Oui Catherine, c’est le Japon traditionnel, le but de mes voyages ! Mais c’est aussi celui des touristes pressés qui « font » trois temples majeurs en une matinée ! Tout cela reste un peu en dehors de la vie réelle, quand même …
Oui, merci Marie-Claude de me ramener sur terre…

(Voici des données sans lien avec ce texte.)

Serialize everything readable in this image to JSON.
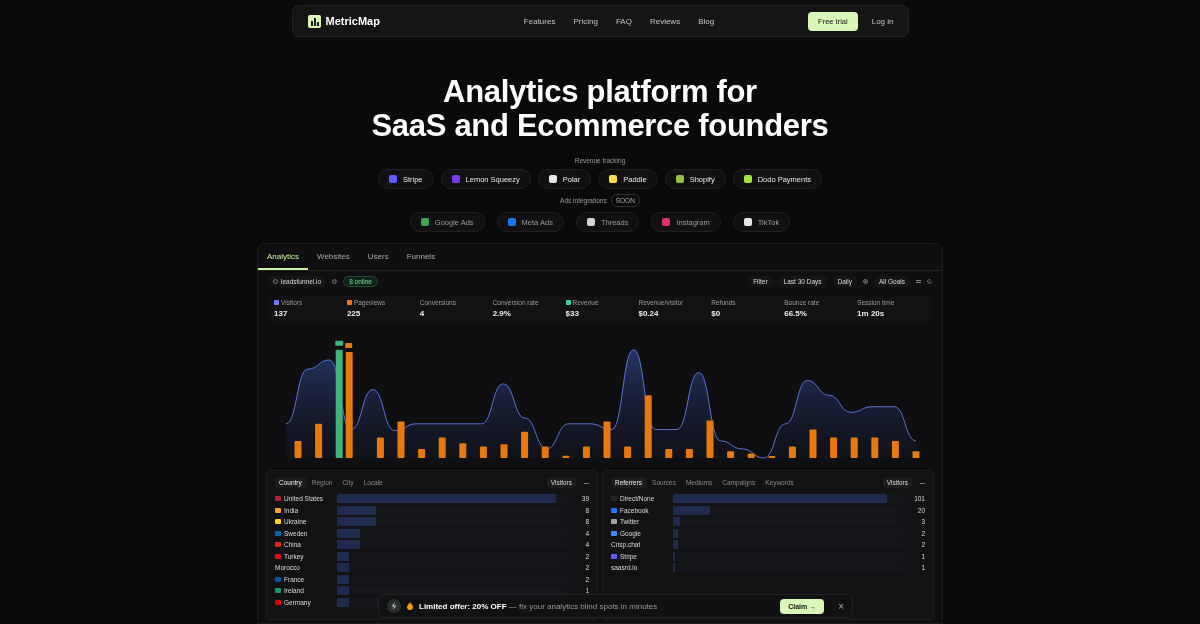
{
  "nav": {
    "brand": "MetricMap",
    "links": [
      "Features",
      "Pricing",
      "FAQ",
      "Reviews",
      "Blog"
    ],
    "cta": "Free trial",
    "login": "Log in"
  },
  "hero": {
    "title_lines": [
      "Analytics platform for",
      "SaaS and Ecommerce founders"
    ],
    "revenue_label": "Revenue tracking",
    "revenue_integrations": [
      {
        "name": "Stripe",
        "color": "#635bff"
      },
      {
        "name": "Lemon Squeezy",
        "color": "#7c3aed"
      },
      {
        "name": "Polar",
        "color": "#e5e5e5"
      },
      {
        "name": "Paddle",
        "color": "#fde047"
      },
      {
        "name": "Shopify",
        "color": "#95bf47"
      },
      {
        "name": "Dodo Payments",
        "color": "#a3e635"
      }
    ],
    "ads_label": "Ads integrations",
    "ads_badge": "SOON",
    "ads_integrations": [
      {
        "name": "Google Ads",
        "color": "#34a853"
      },
      {
        "name": "Meta Ads",
        "color": "#1877f2"
      },
      {
        "name": "Threads",
        "color": "#d4d4d4"
      },
      {
        "name": "Instagram",
        "color": "#e1306c"
      },
      {
        "name": "TikTok",
        "color": "#e5e5e5"
      }
    ]
  },
  "dashboard": {
    "tabs": [
      {
        "label": "Analytics",
        "selected": true
      },
      {
        "label": "Websites",
        "selected": false
      },
      {
        "label": "Users",
        "selected": false
      },
      {
        "label": "Funnels",
        "selected": false
      }
    ],
    "toolbar": {
      "site": "leadsfunnel.io",
      "online": "8 online",
      "filter": "Filter",
      "range": "Last 30 Days",
      "interval": "Daily",
      "goals": "All Goals"
    },
    "metrics": [
      {
        "label": "Visitors",
        "value": "137",
        "color": "#6b7cff"
      },
      {
        "label": "Pageviews",
        "value": "225",
        "color": "#f97316"
      },
      {
        "label": "Conversions",
        "value": "4"
      },
      {
        "label": "Conversion rate",
        "value": "2.9%"
      },
      {
        "label": "Revenue",
        "value": "$33",
        "color": "#34d399"
      },
      {
        "label": "Revenue/visitor",
        "value": "$0.24"
      },
      {
        "label": "Refunds",
        "value": "$0"
      },
      {
        "label": "Bounce rate",
        "value": "66.5%"
      },
      {
        "label": "Session time",
        "value": "1m 20s"
      }
    ],
    "breakdowns": [
      {
        "tabs": [
          {
            "label": "Country",
            "selected": true
          },
          {
            "label": "Region",
            "selected": false
          },
          {
            "label": "City",
            "selected": false
          },
          {
            "label": "Locale",
            "selected": false
          }
        ],
        "column": "Visitors",
        "rows": [
          {
            "name": "United States",
            "value": "39",
            "level": 0.95,
            "color": "#b22234"
          },
          {
            "name": "India",
            "value": "8",
            "level": 0.17,
            "color": "#ff9933"
          },
          {
            "name": "Ukraine",
            "value": "8",
            "level": 0.17,
            "color": "#ffd500"
          },
          {
            "name": "Sweden",
            "value": "4",
            "level": 0.1,
            "color": "#006aa7"
          },
          {
            "name": "China",
            "value": "4",
            "level": 0.1,
            "color": "#de2910"
          },
          {
            "name": "Turkey",
            "value": "2",
            "level": 0.05,
            "color": "#e30a17"
          },
          {
            "name": "Morocco",
            "value": "2",
            "level": 0.05
          },
          {
            "name": "France",
            "value": "2",
            "level": 0.05,
            "color": "#0055a4"
          },
          {
            "name": "Ireland",
            "value": "1",
            "level": 0.05,
            "color": "#169b62"
          },
          {
            "name": "Germany",
            "level": 0.05,
            "color": "#dd0000"
          }
        ]
      },
      {
        "tabs": [
          {
            "label": "Referrers",
            "selected": true
          },
          {
            "label": "Sources",
            "selected": false
          },
          {
            "label": "Mediums",
            "selected": false
          },
          {
            "label": "Campaigns",
            "selected": false
          },
          {
            "label": "Keywords",
            "selected": false
          }
        ],
        "column": "Visitors",
        "rows": [
          {
            "name": "Direct/None",
            "value": "101",
            "level": 0.93,
            "color": "#262626"
          },
          {
            "name": "Facebook",
            "value": "20",
            "level": 0.16,
            "color": "#1877f2"
          },
          {
            "name": "Twitter",
            "value": "3",
            "level": 0.03,
            "color": "#a3a3a3"
          },
          {
            "name": "Google",
            "value": "2",
            "level": 0.02,
            "color": "#4285f4"
          },
          {
            "name": "Crisp.chat",
            "value": "2",
            "level": 0.02
          },
          {
            "name": "Stripe",
            "value": "1",
            "level": 0.01,
            "color": "#635bff"
          },
          {
            "name": "saasrd.io",
            "value": "1",
            "level": 0.01
          }
        ]
      }
    ]
  },
  "offer": {
    "text": "**Limited offer: 20% OFF** — fix your analytics blind spots in minutes",
    "button": "Claim →",
    "close": "×"
  }
}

Ah ! Catherine, la vie au Japon est empreinte de beauté et d’harmonie bien sûr dans la visite des temples, des musées, lors de ses achats dans de nombreux magasins traditionnels…et de laideur, de bruit et de trivialité, les villes (Kyôto en dehors de ces temples avec jardins est une ville sans grâce) et leurs poteaux électriques et panneaux encombrants en tout genre, l’anarchie des bicyclettes roulant sur les trottoirs, la circulation automobile démente et la pub agressive partout, la musique d’ascenseur omniprésente et je ne parle même pas de la télévision à laquelle on ne peut échapper qui atteint le degré zéro de la bêtise et de la vulgarité !
Et même si visiter le Japon est déroutant et si je navigue dans ces contradictions avec un peu de schizophrénie, je n’aurais de cesse d’y retourner encore… avant que la vie n’en décide autrement !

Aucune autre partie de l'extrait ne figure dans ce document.